Il mondo del PGP, 'Pretty Good Privacy', il più famoso software di crittazione a chiave pubblica e privata, ha cominciato a tremare, anche se gli aficionados del programma, almeno in Italia, sembrano proprio non rendersene conto.
Secondo quanto riferisce l'autorevole bollettino telematico spagnolo Kriptopolis, che fa capo a una comunità di oltre 6000 utenti interessati ai temi della sicurezza dei dati personali e a quelli della crittazione della corrispondenza personale in rete, non solo sulla società che distribuisce il programma si sono abbattute le ombre della cessione commerciale.
In breve, il programma, dopo la fuoriuscita del suo ideatore e realizzatore Phil Zimmermann da Network Associates, sarebbe stato venduto.
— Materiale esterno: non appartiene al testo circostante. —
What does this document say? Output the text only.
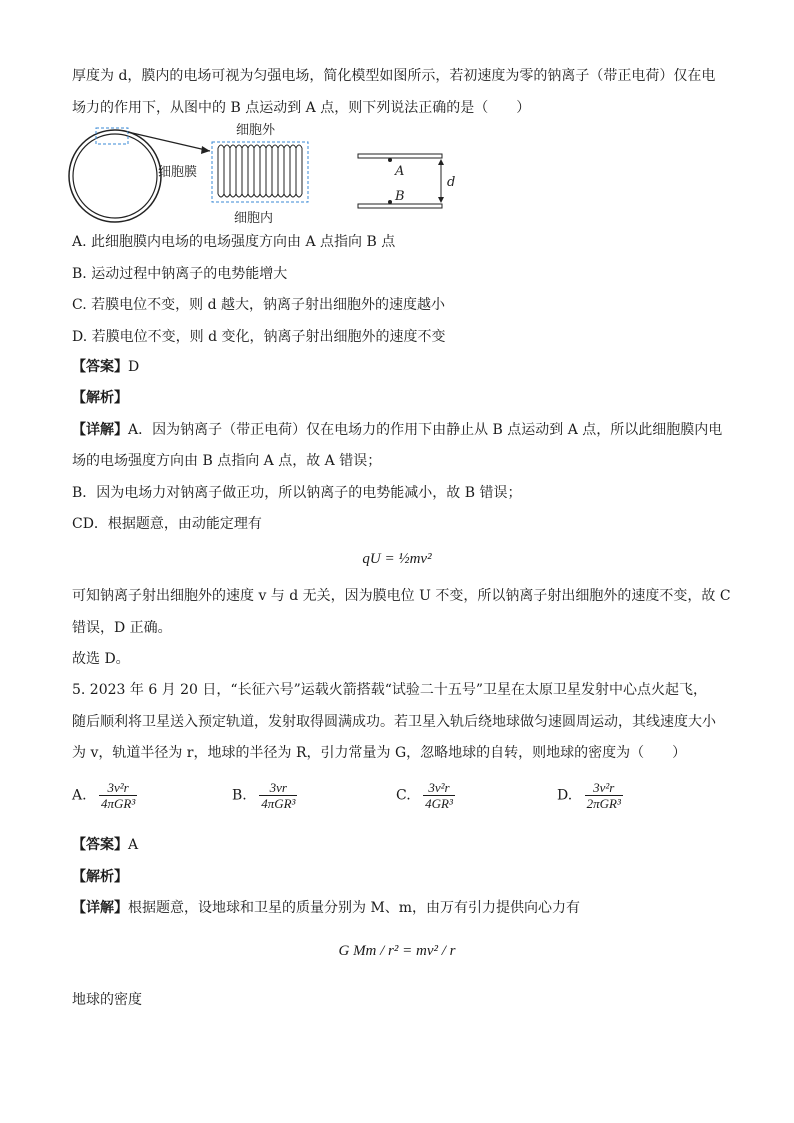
厚度为 d，膜内的电场可视为匀强电场，简化模型如图所示，若初速度为零的钠离子（带正电荷）仅在电
场力的作用下，从图中的 B 点运动到 A 点，则下列说法正确的是（　　）
细胞膜
细胞外
细胞内
A
B
d
A. 此细胞膜内电场的电场强度方向由 A 点指向 B 点
B. 运动过程中钠离子的电势能增大
C. 若膜电位不变，则 d 越大，钠离子射出细胞外的速度越小
D. 若膜电位不变，则 d 变化，钠离子射出细胞外的速度不变
【答案】D
【解析】
【详解】A．因为钠离子（带正电荷）仅在电场力的作用下由静止从 B 点运动到 A 点，所以此细胞膜内电
场的电场强度方向由 B 点指向 A 点，故 A 错误；
B．因为电场力对钠离子做正功，所以钠离子的电势能减小，故 B 错误；
CD．根据题意，由动能定理有
qU = ½mv²
可知钠离子射出细胞外的速度 v 与 d 无关，因为膜电位 U 不变，所以钠离子射出细胞外的速度不变，故 C
错误，D 正确。
故选 D。
5. 2023 年 6 月 20 日，“长征六号”运载火箭搭载“试验二十五号”卫星在太原卫星发射中心点火起飞，
随后顺利将卫星送入预定轨道，发射取得圆满成功。若卫星入轨后绕地球做匀速圆周运动，其线速度大小
为 v，轨道半径为 r，地球的半径为 R，引力常量为 G，忽略地球的自转，则地球的密度为（　　）
A. $\frac{\text{3v²r}}{\text{4πGR³}}$	B. $\frac{3vr}{\text{4πGR³}}$	C. $\frac{\text{3v²r}}{\text{4GR³}}$	D. $\frac{\text{3v²r}}{\text{2πGR³}}$
【答案】A
【解析】
【详解】根据题意，设地球和卫星的质量分别为 M、m，由万有引力提供向心力有
G Mm / r² = mv² / r
地球的密度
In buona sostanza, cambiando il distributore e la software house di appoggio, c'è il serio rischio che il programma non sia più così ermeticamente sicuro come lo era al tempo della storica versione 2.6.3i di cui erano disponibili anche i sorgenti.
In buona sostanza chi usa il PGP non si fida più, e preferisce di gran lunga affidarsi alle vecchie versioni per DOS piuttosto che tuffarsi nella incertezza di una distribuzione che non permetta all'utente finale di vedere cosa c'è dentro, per verificare se per caso il programma non sparga per l'hard disk delle tracce che permettano a qualche arrivista incompetente di andare a prelevare le informazioni vitali della chiave privata.
E la paura non è affatto ingiustificata se la stessa fonte, in un altro articolo, rivela che l'FBI starebbe mettendo a punto un programma, denominato Magic Lantern, capace di rastrellare, attraverso l'installazione di un trojan remoto proprio quelle chiavi private (le pubbliche, come è noto, non c'è bisogno di rubarle, essendo vivamente raccomandata la loro massima diffusione) che ci consentono di decriptare un messaggio in arrivo o di trasformare un file in una sequela di caratteri incomprensibili a chi non disponga di chiave privata e relativa passphrase.
Naturalmente vale la pena domandarsi, a questo punto, chi ha paura del PGP e, come mai, da un lato ci sia la tendenza a sbarazzarsi di un prodotto gratuito per i privati (e, quindi, per le masse) attraverso oscuri processi di vendita, e dall'altro a fare in modo che si arrivi a rompere il sistema e a dimostrare che, bene o male, PGP sarebbe perfettamente craccabile. Di quest'ultima verità non solo sono perfettamente convinto da tempo, ma mi sembra un dato sotto gli occhi di tutti che le chiavi PGP si possono craccare e come e che chiunque potrà essere un giorno in grado di leggere qualsiasi tipo di corrispondenza crittata con il PGP. Il fatto è che per arrivarci sarà necessario un periodo ti tempo talmente lungo che, probabilmente, quando qualcuno avrà gridato Eureka! la gente non avrà più bisogno del PGP.
Il problema, con tutta probabilità, è un altro. Il problema è che si continua ad associare a PGP e alla crittografia in genere (i sistemi steganografici non vengono percepiti a livello di utenza di massa del PC come essenziali nel contribuire a risolvere il problema della segretezza del dato) non già il concetto di dato riservato, ma quello di dato segreto, da tenere lontano da sguardi indiscreti e, quindi, potenzialmente pericoloso. Finché non si riuscirà a risolvere questo nodo piccolo ma essenziale, nessuno potrà mai uscire dalla situazione di stallo che vede il PGP nelle vesti di una patata bollente che ciascuno tenta di rifilare a qualcun altro per non avere la scomodità e il cocente imbarazzo di tenerlo tra le mani.